L’art. 33 comma 2 del decreto legislativo n. 206 del 6 settembre 2005 (c.d. codice del consumo) stabilisce che si presumono vessatorie fino a prova contraria le clausole, contenute in un contratto tra un professionista e un consumatore, che attribuiscono la competenza per le controversie inerenti a questo contratto ad un giudice diverso da quello “di residenza o domicilio elettivo del consumatore”.
Considerata la debolezza contrattuale del consumatore rispetto alla propria controparte, la legge gli consentei di radicare le cause relative al contratto concluso con il professionista davanti al giudice a lui più vicino.
Poiché il rapporto tra le strutture sanitarie e i pazienti è da tempo considerato di natura contrattuale (v. da ultimo Cass. sez. un. 577/08), si pone il problema se il malato possa citare l’ospedale davanti al tribunale del luogo dove risiede o se debba invece adire quello nella cui circoscrizione si trova l’azienda sanitaria.
Con ordinanza n. 8093 del 2 aprile 2009 (pubblicata in Resp. civ. prev. 2009, 1283) la Corte di cassazione ha stabilito che quando la struttura è pubblica ovvero convenzionata con il Servizio Sanitario, la causa deve essere proposta davanti al tribunale nella cui circoscrizione si trova la sede dell’ospedale.
Secondo la Corte, infatti, in questo caso al paziente non può essere attribuita la qualifica di “consumatore”; inoltre l’ospedale non può essere considerato un “professionista”.
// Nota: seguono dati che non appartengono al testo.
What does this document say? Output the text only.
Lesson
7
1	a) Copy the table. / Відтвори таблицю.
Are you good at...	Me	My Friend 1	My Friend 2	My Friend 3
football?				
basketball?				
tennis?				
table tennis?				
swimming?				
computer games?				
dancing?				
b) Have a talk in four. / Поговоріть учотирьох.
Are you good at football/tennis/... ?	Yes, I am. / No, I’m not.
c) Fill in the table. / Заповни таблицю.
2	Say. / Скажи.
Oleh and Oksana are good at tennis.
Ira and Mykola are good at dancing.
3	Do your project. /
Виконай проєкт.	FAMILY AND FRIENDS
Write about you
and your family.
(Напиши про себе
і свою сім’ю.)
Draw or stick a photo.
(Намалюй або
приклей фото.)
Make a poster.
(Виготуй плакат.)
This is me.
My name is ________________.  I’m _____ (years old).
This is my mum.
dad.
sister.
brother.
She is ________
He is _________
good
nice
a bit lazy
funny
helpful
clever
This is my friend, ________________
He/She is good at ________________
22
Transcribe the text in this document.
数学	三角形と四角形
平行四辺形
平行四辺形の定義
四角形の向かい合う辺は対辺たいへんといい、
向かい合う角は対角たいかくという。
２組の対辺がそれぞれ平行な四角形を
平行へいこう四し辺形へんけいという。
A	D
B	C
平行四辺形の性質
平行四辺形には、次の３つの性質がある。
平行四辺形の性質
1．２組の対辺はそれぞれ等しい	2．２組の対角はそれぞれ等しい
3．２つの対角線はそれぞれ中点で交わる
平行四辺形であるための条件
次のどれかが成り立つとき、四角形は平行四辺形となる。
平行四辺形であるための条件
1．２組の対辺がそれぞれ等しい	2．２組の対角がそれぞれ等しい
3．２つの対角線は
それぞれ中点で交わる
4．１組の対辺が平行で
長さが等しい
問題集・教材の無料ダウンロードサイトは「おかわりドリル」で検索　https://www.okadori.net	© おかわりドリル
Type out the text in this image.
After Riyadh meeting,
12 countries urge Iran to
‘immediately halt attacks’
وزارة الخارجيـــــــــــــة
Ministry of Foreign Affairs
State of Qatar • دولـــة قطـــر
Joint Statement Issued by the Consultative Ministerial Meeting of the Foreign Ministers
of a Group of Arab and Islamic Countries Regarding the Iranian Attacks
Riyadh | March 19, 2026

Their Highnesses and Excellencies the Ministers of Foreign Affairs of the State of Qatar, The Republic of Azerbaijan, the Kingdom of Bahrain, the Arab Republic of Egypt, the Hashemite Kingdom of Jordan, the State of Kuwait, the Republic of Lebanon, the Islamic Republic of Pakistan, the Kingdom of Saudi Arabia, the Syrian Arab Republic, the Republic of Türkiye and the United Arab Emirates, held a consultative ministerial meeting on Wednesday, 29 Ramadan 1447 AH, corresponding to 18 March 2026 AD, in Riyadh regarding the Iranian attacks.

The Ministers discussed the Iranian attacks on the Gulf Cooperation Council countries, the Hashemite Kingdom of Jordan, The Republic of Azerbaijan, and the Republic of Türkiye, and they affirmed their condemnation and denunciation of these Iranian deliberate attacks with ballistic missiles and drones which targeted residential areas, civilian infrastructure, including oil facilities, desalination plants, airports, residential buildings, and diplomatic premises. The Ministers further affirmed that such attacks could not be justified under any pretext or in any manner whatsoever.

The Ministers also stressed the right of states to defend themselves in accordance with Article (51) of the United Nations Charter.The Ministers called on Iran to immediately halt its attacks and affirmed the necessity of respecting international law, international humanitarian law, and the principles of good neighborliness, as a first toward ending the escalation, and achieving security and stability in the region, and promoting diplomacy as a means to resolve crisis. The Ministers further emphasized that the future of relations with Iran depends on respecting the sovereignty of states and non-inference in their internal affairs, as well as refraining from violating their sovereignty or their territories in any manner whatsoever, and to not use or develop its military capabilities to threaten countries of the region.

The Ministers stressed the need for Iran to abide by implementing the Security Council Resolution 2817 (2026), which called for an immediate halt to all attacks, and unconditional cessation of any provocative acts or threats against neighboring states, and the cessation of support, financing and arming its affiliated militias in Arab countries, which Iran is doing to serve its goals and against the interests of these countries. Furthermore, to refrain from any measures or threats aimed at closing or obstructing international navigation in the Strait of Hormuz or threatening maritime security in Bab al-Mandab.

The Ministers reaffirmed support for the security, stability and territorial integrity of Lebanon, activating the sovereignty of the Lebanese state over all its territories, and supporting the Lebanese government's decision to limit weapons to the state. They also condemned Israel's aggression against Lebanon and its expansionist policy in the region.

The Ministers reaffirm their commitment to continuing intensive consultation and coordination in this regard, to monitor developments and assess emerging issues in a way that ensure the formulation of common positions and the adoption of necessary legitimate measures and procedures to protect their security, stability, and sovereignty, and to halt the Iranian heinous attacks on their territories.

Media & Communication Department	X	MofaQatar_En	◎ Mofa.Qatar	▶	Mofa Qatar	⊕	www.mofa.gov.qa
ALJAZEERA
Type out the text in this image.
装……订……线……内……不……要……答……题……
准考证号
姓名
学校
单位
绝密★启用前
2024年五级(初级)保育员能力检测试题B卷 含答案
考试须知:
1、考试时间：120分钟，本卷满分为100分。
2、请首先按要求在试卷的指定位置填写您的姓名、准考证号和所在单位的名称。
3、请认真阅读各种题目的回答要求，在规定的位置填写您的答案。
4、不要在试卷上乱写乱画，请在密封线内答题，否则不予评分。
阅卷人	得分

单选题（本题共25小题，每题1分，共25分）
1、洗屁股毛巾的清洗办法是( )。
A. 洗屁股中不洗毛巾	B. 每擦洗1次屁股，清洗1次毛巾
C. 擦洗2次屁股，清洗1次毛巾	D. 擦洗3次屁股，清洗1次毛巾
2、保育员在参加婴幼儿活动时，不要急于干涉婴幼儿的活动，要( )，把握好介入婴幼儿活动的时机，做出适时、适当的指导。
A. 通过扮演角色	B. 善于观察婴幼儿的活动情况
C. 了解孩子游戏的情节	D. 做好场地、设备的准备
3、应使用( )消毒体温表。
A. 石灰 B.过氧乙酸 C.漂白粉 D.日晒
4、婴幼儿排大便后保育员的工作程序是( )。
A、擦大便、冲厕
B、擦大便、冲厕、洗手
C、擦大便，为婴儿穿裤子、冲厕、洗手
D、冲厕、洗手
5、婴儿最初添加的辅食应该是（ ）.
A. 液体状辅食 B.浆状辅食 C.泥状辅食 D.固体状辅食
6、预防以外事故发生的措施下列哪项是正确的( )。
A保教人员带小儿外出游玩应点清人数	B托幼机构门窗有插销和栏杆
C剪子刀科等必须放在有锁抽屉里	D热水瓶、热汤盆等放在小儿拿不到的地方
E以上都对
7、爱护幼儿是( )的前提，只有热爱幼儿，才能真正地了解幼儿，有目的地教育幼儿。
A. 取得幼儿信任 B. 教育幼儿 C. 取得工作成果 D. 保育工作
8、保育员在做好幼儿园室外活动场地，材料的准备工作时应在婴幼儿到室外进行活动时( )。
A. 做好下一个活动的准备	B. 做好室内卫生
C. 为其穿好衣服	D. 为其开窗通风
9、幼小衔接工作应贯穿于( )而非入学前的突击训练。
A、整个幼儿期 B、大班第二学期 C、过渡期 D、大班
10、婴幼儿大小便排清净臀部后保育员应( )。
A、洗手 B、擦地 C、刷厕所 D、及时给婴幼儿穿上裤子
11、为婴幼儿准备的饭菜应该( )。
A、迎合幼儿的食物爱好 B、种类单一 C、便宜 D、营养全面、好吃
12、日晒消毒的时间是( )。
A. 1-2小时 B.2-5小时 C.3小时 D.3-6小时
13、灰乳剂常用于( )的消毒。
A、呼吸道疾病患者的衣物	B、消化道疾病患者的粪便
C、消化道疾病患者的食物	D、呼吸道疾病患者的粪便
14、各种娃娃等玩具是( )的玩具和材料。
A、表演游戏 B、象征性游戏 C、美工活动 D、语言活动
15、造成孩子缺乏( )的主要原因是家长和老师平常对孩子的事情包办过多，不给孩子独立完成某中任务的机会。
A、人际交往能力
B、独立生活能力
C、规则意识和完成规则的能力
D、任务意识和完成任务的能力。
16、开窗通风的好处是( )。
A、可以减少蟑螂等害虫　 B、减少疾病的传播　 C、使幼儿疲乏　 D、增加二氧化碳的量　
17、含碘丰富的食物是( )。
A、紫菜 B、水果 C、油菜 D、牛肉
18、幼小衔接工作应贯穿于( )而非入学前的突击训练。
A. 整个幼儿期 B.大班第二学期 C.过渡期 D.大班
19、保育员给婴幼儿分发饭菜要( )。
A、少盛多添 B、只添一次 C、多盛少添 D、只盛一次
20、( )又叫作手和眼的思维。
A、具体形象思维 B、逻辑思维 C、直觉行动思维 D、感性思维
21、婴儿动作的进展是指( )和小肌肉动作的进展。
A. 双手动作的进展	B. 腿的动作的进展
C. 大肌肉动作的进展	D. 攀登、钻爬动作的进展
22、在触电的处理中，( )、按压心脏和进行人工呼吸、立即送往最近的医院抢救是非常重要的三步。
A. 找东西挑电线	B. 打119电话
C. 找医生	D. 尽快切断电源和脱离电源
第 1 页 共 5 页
Il servizio sanitario fornito dagli ospedali pubblici o convenzionati viene infatti erogato “attraverso una organizzazione imperniata sul principio di territorialità, cioè nel senso che vi sono tante articolazioni della complessiva organizzazione preposte ognuna ad un certo territorio. La fruizione del servizio, invece, non è, però, necessariamente collegata alla residenza dell’utente se non in via tendenziale, essendovi … la possibilità di beneficiare del servizio … in una qualsiasi articolazione dell’organizzazione”. Ne consegue che l’utente, quando si rivolge ad un ospedale situato al di fuori del proprio comune di residenza, si pone “in una posizione che non è apparentabile a quella del consumatore”: soprattutto perché la decisione di farsi curare lontano dal proprio domicilio è frutto di una sua “libera scelta”. Secondo la Corte è pertanto “pienamente ragionevole che la vicenda del contenzioso che nasce dall’erogazione del servizio non sia soggetta al foro del consumatore”.
La Cassazione aggiunge che il foro del consumatore non sarebbe comunque applicabile, perché le aziende ospedaliere pubbliche non sono qualificabili come “professionisti”. Le strutture pubbliche devono infatti erogare la prestazione anche quando, così facendo, subiscono perdite; l’attività professionale è invece imprescindibilmente finalizzata alla percezione di un compenso.
Analoga conclusione vale anche per le strutture private convenzionate con il Servizio Sanitario Nazionale.
Se è infatti vero che la casa di cura convenzionata “si presenta come un’azienda diretta a perseguire un utile”, tale utile viene in rilievo solo quando “essa stipula la convenzione con gli organismi di diritto pubblico … mentre, una volta instaurata la convenzione, la fornitura del servizio all’utente avviene con modalità del tutto identiche a quelle seguite dalla struttura pubblica”.
Secondo la Corte, quindi, il paziente potrà citare l’ospedale davanti al tribunale nella cui circoscrizione egli risiede solo quando la struttura sanitaria sia:
a) convenzionata, ma la richiesta di risarcimento si riferisca a prestazioni aggiuntive rispetto a quelle rimborsate all’ospedale dal Servizio Sanitario Nazionale;
b) privata e non convenzionata.
Il presupposto comune a queste due ipotesi è costituito dalla circostanza che in entrambi i casi il costo della prestazione è a carico dell’utente.